I started The Pursuit of Love out of a desire to scratch a literary-romance itch. Mitford’s writing is witty, and her observations are sharp. However, I’m not sure her books can be called romantic. Yes, they’re about romances, but they certainly don’t have “happily ever after” endings. If anything, they are anti-romances.
The first volume is about Fanny’s cousin Linda’s titular “pursuit of love.” She has a series of romances, some of which culminate in marriages. But these aren’t happy stories; there’s no satisfying ending. And while there’s nothing wrong with treating romance with a dose of cynicism, what didn’t work well was the book’s conclusion, which went against the tone and pace of everything that came before it.
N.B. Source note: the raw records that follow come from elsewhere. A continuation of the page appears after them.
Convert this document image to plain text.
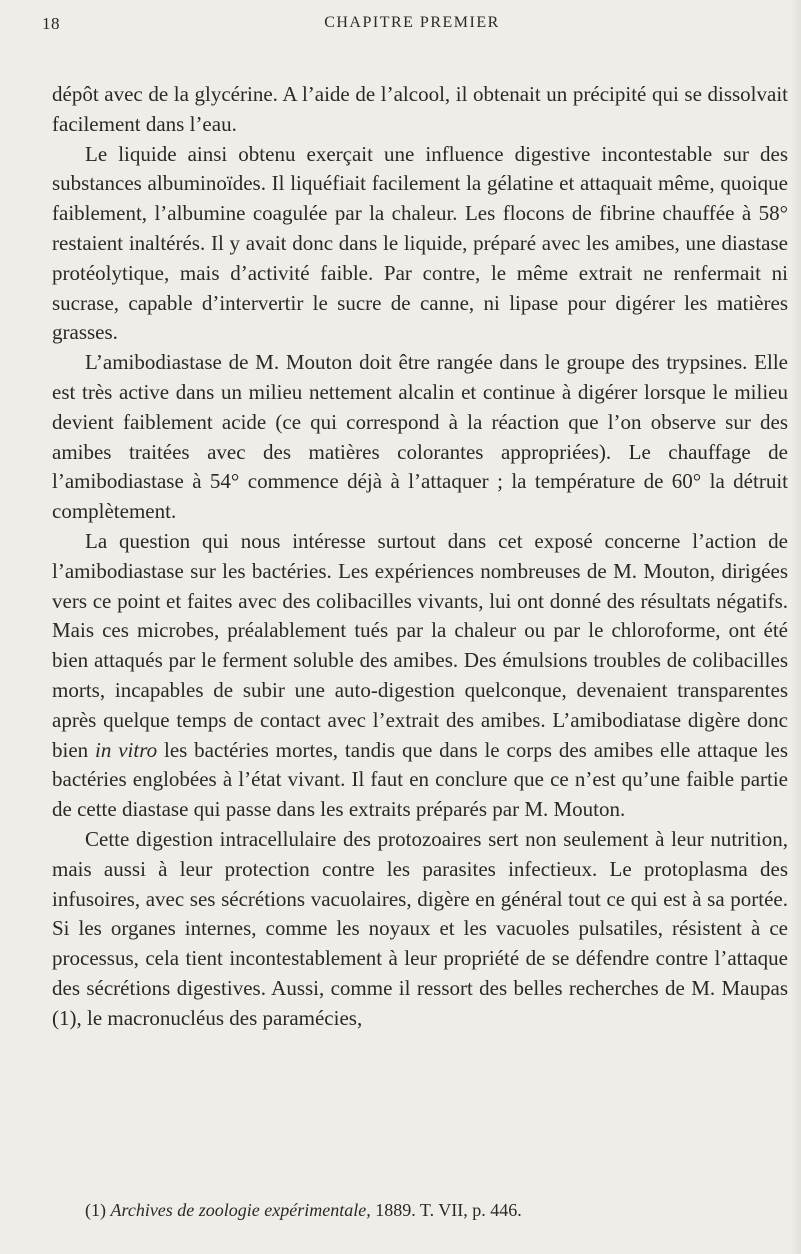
18	CHAPITRE PREMIER

dépôt avec de la glycérine. A l’aide de l’alcool, il obtenait un précipité qui se dissolvait facilement dans l’eau.

Le liquide ainsi obtenu exerçait une influence digestive incontestable sur des substances albuminoïdes. Il liquéfiait facilement la gélatine et attaquait même, quoique faiblement, l’albumine coagulée par la chaleur. Les flocons de fibrine chauffée à 58° restaient inaltérés. Il y avait donc dans le liquide, préparé avec les amibes, une diastase protéolytique, mais d’activité faible. Par contre, le même extrait ne renfermait ni sucrase, capable d’intervertir le sucre de canne, ni lipase pour digérer les matières grasses.

L’amibodiastase de M. Mouton doit être rangée dans le groupe des trypsines. Elle est très active dans un milieu nettement alcalin et continue à digérer lorsque le milieu devient faiblement acide (ce qui correspond à la réaction que l’on observe sur des amibes traitées avec des matières colorantes appropriées). Le chauffage de l’amibodiastase à 54° commence déjà à l’attaquer ; la température de 60° la détruit complètement.

La question qui nous intéresse surtout dans cet exposé concerne l’action de l’amibodiastase sur les bactéries. Les expériences nombreuses de M. Mouton, dirigées vers ce point et faites avec des colibacilles vivants, lui ont donné des résultats négatifs. Mais ces microbes, préalablement tués par la chaleur ou par le chloroforme, ont été bien attaqués par le ferment soluble des amibes. Des émulsions troubles de colibacilles morts, incapables de subir une auto-digestion quelconque, devenaient transparentes après quelque temps de contact avec l’extrait des amibes. L’amibodiatase digère donc bien in vitro les bactéries mortes, tandis que dans le corps des amibes elle attaque les bactéries englobées à l’état vivant. Il faut en conclure que ce n’est qu’une faible partie de cette diastase qui passe dans les extraits préparés par M. Mouton.

Cette digestion intracellulaire des protozoaires sert non seulement à leur nutrition, mais aussi à leur protection contre les parasites infectieux. Le protoplasma des infusoires, avec ses sécrétions vacuolaires, digère en général tout ce qui est à sa portée. Si les organes internes, comme les noyaux et les vacuoles pulsatiles, résistent à ce processus, cela tient incontestablement à leur propriété de se défendre contre l’attaque des sécrétions digestives. Aussi, comme il ressort des belles recherches de M. Maupas (1), le macronucléus des paramécies,

(1) Archives de zoologie expérimentale, 1889. T. VII, p. 446.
While Linda’s love story was anticlimactic, the “romance” in Love in a Cold Climate was a true shock. It’s between Fanny’s best friend, Polly, and Boy Dougdale, Polly’s uncle by marriage. Polly wants to marry Boy shortly after his wife (Polly’s aunt) dies. There are hints that Polly must have been, in today’s parlance, “groomed” by Boy when she was a child. In fact, we learn that Boy was called the Lecherous Lecturer by Fanny and her cousins since childhood because of the way he behaved around young girls.
It’s illogical to judge fictional characters from the 1940s through today’s post-#MeToo lens, but it was hard for me to accept the way several characters in Love in a Cold Place deal with the news of Polly’s intention to marry Boy, as well as to stomach their perception of him. When Fanny reveals that Boy “went for little girls” and that he had done this to cousin Linda, too, Linda’s mother, Aunt Sadie, reacts:
“Did he? I have sometimes wondered. Ugh! What a man! How you can think there’s anything to be said for him, Davey, and how can you pretend he hadn’t the faintest idea Polly was in love with him? If he made up to Linda, of course he must have done the same to her.”
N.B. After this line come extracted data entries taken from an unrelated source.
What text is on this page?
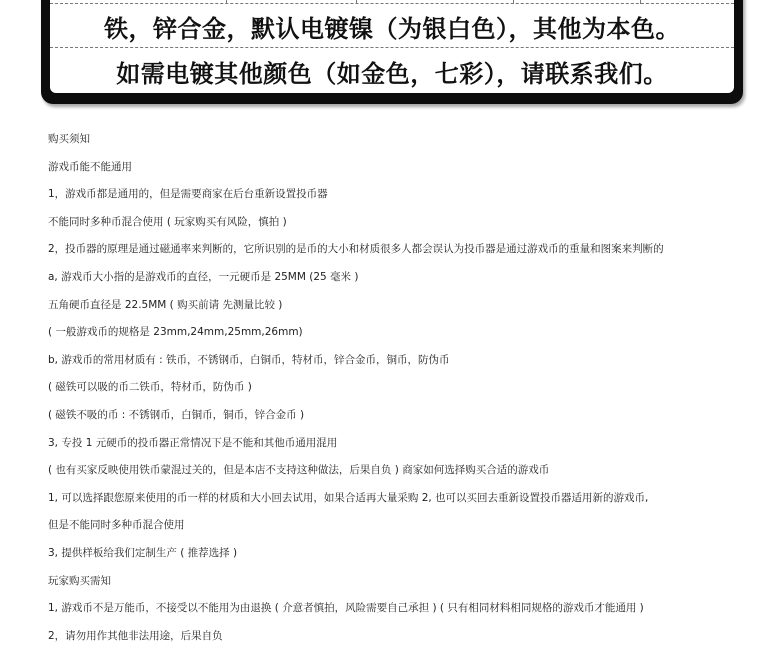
铁，锌合金，默认电镀镍（为银白色），其他为本色。
如需电镀其他颜色（如金色，七彩），请联系我们。
购买须知
游戏币能不能通用
1，游戏币都是通用的，但是需要商家在后台重新设置投币器
不能同时多种币混合使用 ( 玩家购买有风险，慎拍 )
2，投币器的原理是通过磁通率来判断的，它所识别的是币的大小和材质很多人都会误认为投币器是通过游戏币的重量和图案来判断的
a, 游戏币大小指的是游戏币的直径，一元硬币是 25MM (25 毫米 )
五角硬币直径是 22.5MM ( 购买前请 先测量比较 )
( 一般游戏币的规格是 23mm,24mm,25mm,26mm)
b, 游戏币的常用材质有 : 铁币，不锈钢币，白铜币，特材币，锌合金币，铜币，防伪币
( 磁铁可以吸的币二铁币，特材币，防伪币 )
( 磁铁不吸的币 : 不锈钢币，白铜币，铜币，锌合金币 )
3, 专投 1 元硬币的投币器正常情况下是不能和其他币通用混用
( 也有买家反映使用铁币蒙混过关的，但是本店不支持这种做法，后果自负 ) 商家如何选择购买合适的游戏币
1, 可以选择跟您原来使用的币一样的材质和大小回去试用，如果合适再大量采购 2, 也可以买回去重新设置投币器适用新的游戏币,
但是不能同时多种币混合使用
3, 提供样板给我们定制生产 ( 推荐选择 )
玩家购买需知
1, 游戏币不是万能币，不接受以不能用为由退换 ( 介意者慎拍，风险需要自己承担 ) ( 只有相同材料相同规格的游戏币才能通用 )
2，请勿用作其他非法用途，后果自负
This feels like the feeblest reaction upon learning that one’s daughter was likely molested as a child. And it gets worse.
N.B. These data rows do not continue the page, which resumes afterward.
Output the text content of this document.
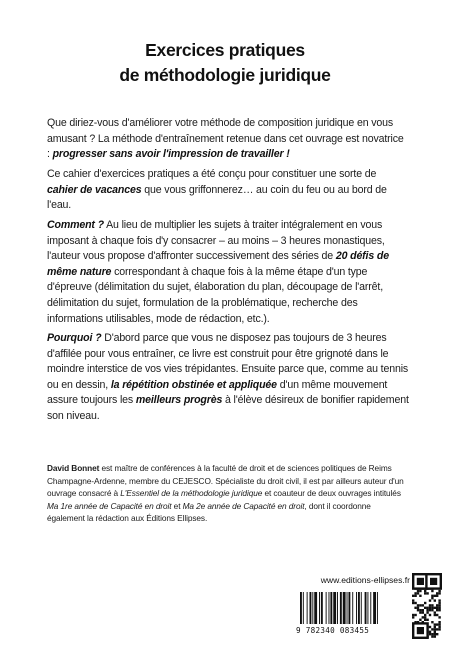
Exercices pratiques
de méthodologie juridique
Que diriez-vous d'améliorer votre méthode de composition juridique en vous amusant ? La méthode d'entraînement retenue dans cet ouvrage est novatrice : progresser sans avoir l'impression de travailler !
Ce cahier d'exercices pratiques a été conçu pour constituer une sorte de cahier de vacances que vous griffonnerez… au coin du feu ou au bord de l'eau.
Comment ? Au lieu de multiplier les sujets à traiter intégralement en vous imposant à chaque fois d'y consacrer – au moins – 3 heures monastiques, l'auteur vous propose d'affronter successivement des séries de 20 défis de même nature correspondant à chaque fois à la même étape d'un type d'épreuve (délimitation du sujet, élaboration du plan, découpage de l'arrêt, délimitation du sujet, formulation de la problématique, recherche des informations utilisables, mode de rédaction, etc.).
Pourquoi ? D'abord parce que vous ne disposez pas toujours de 3 heures d'affilée pour vous entraîner, ce livre est construit pour être grignoté dans le moindre interstice de vos vies trépidantes. Ensuite parce que, comme au tennis ou en dessin, la répétition obstinée et appliquée d'un même mouvement assure toujours les meilleurs progrès à l'élève désireux de bonifier rapidement son niveau.
David Bonnet est maître de conférences à la faculté de droit et de sciences politiques de Reims Champagne-Ardenne, membre du CEJESCO. Spécialiste du droit civil, il est par ailleurs auteur d'un ouvrage consacré à L'Essentiel de la méthodologie juridique et coauteur de deux ouvrages intitulés Ma 1re année de Capacité en droit et Ma 2e année de Capacité en droit, dont il coordonne également la rédaction aux Éditions Ellipses.
www.editions-ellipses.fr
9 782340 083455
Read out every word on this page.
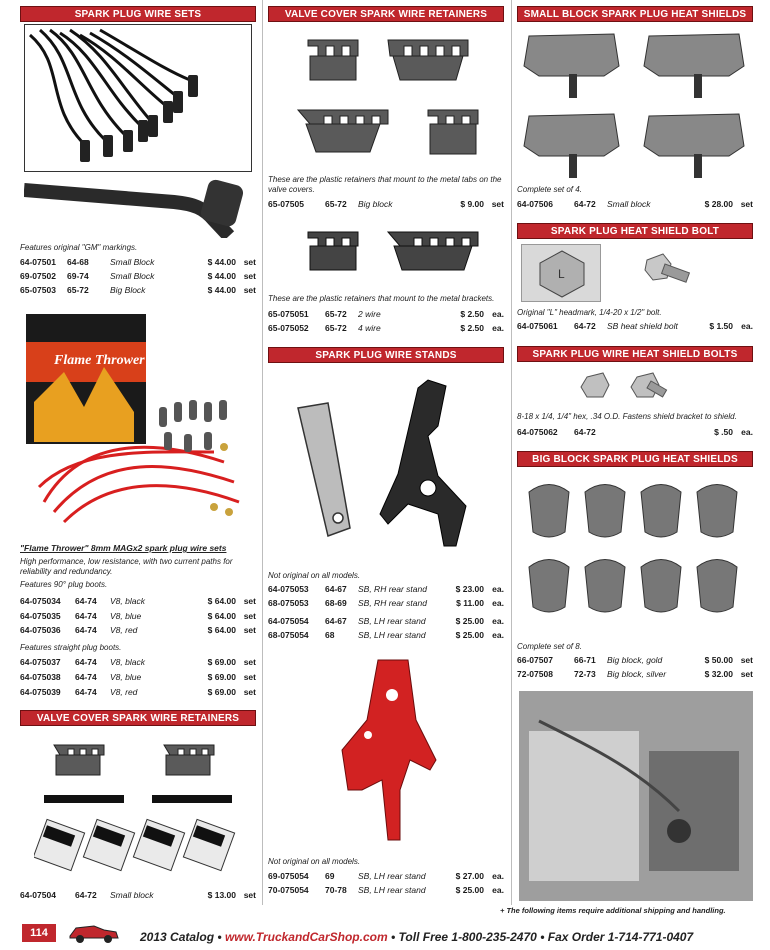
SPARK PLUG WIRE SETS
Features original "GM" markings.
64-07501 64-68	Small Block	$ 44.00 set
69-07502 69-74	Small Block	$ 44.00 set
65-07503 65-72	Big Block	$ 44.00 set
Flame Thrower
"Flame Thrower" 8mm MAGx2 spark plug wire sets
High performance, low resistance, with two current paths for reliability and redundancy.
Features 90° plug boots.
64-075034 64-74 V8, black	$ 64.00 set
64-075035 64-74 V8, blue	$ 64.00 set
64-075036 64-74 V8, red	$ 64.00 set
Features straight plug boots.
64-075037 64-74 V8, black	$ 69.00 set
64-075038 64-74 V8, blue	$ 69.00 set
64-075039 64-74 V8, red	$ 69.00 set
VALVE COVER SPARK WIRE RETAINERS
64-07504 64-72 Small block	$ 13.00 set
VALVE COVER SPARK WIRE RETAINERS
These are the plastic retainers that mount to the metal tabs on the valve covers.
65-07505 65-72 Big block	$ 9.00 set
These are the plastic retainers that mount to the metal brackets.
65-075051 65-72 2 wire	$ 2.50 ea.
65-075052 65-72 4 wire	$ 2.50 ea.
SPARK PLUG WIRE STANDS
Not original on all models.
64-075053 64-67 SB, RH rear stand	$ 23.00 ea.
68-075053 68-69 SB, RH rear stand	$ 11.00 ea.
64-075054 64-67 SB, LH rear stand	$ 25.00 ea.
68-075054 68	SB, LH rear stand	$ 25.00 ea.
Not original on all models.
69-075054 69	SB, LH rear stand	$ 27.00 ea.
70-075054 70-78 SB, LH rear stand	$ 25.00 ea.
SMALL BLOCK SPARK PLUG HEAT SHIELDS
Complete set of 4.
64-07506 64-72 Small block	$ 28.00 set
SPARK PLUG HEAT SHIELD BOLT
L
Original "L" headmark, 1/4-20 x 1/2" bolt.
64-075061 64-72 SB heat shield bolt	$ 1.50 ea.
SPARK PLUG WIRE HEAT SHIELD BOLTS
8-18 x 1/4, 1/4" hex, .34 O.D. Fastens shield bracket to shield.
64-075062 64-72	$ .50 ea.
BIG BLOCK SPARK PLUG HEAT SHIELDS
Complete set of 8.
66-07507 66-71 Big block, gold	$ 50.00 set
72-07508 72-73 Big block, silver	$ 32.00 set
+ The following items require additional shipping and handling.
114	2013 Catalog • www.TruckandCarShop.com • Toll Free 1-800-235-2470 • Fax Order 1-714-771-0407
Uncle Davey, whom I liked so much in the first book, replies, “Well, Linda’s not in love with him, is she? He can’t be expected to guess that because he strokes the hair of a little girl when she’s fourteen she’s going to insist on marrying him when she grows up. Bad luck on a chap, I call it.”
In other words, he sympathizes with Boy. I wasn’t quite able to recover from the distaste I felt upon reading this. Not even the introduction of a wonderful, openly gay character, Cedric, could dispel my disappointment.
Yet, I also remembered that our society’s attitude toward childhood sexual abuse has evolved to what it is now only relatively recently. For instance, America’s recent renewed obsession with the Menendez brothers is a reminder of how differently we see the same set of facts three decades apart.
Still, I wondered why a writer of such fine ability as Nancy Mitford would choose to make her characters behave so flippantly. The answer is probably simple: Her art must’ve reflected the reality around her. The attitudes of Aunt Sadie and Uncle Davey were those of the people in her life.
Thankfully, society’s attitude has evolved in the last 75 years and will, no doubt, continue to do so in the future.
Ananya Bhattacharyya is a Washington-based editor and writer. Her work has been published in the New York Times, Guardian, Lit Hub, Baltimore Sun, Al Jazeera America, Reuters, Vice, Washingtonian, and other publications.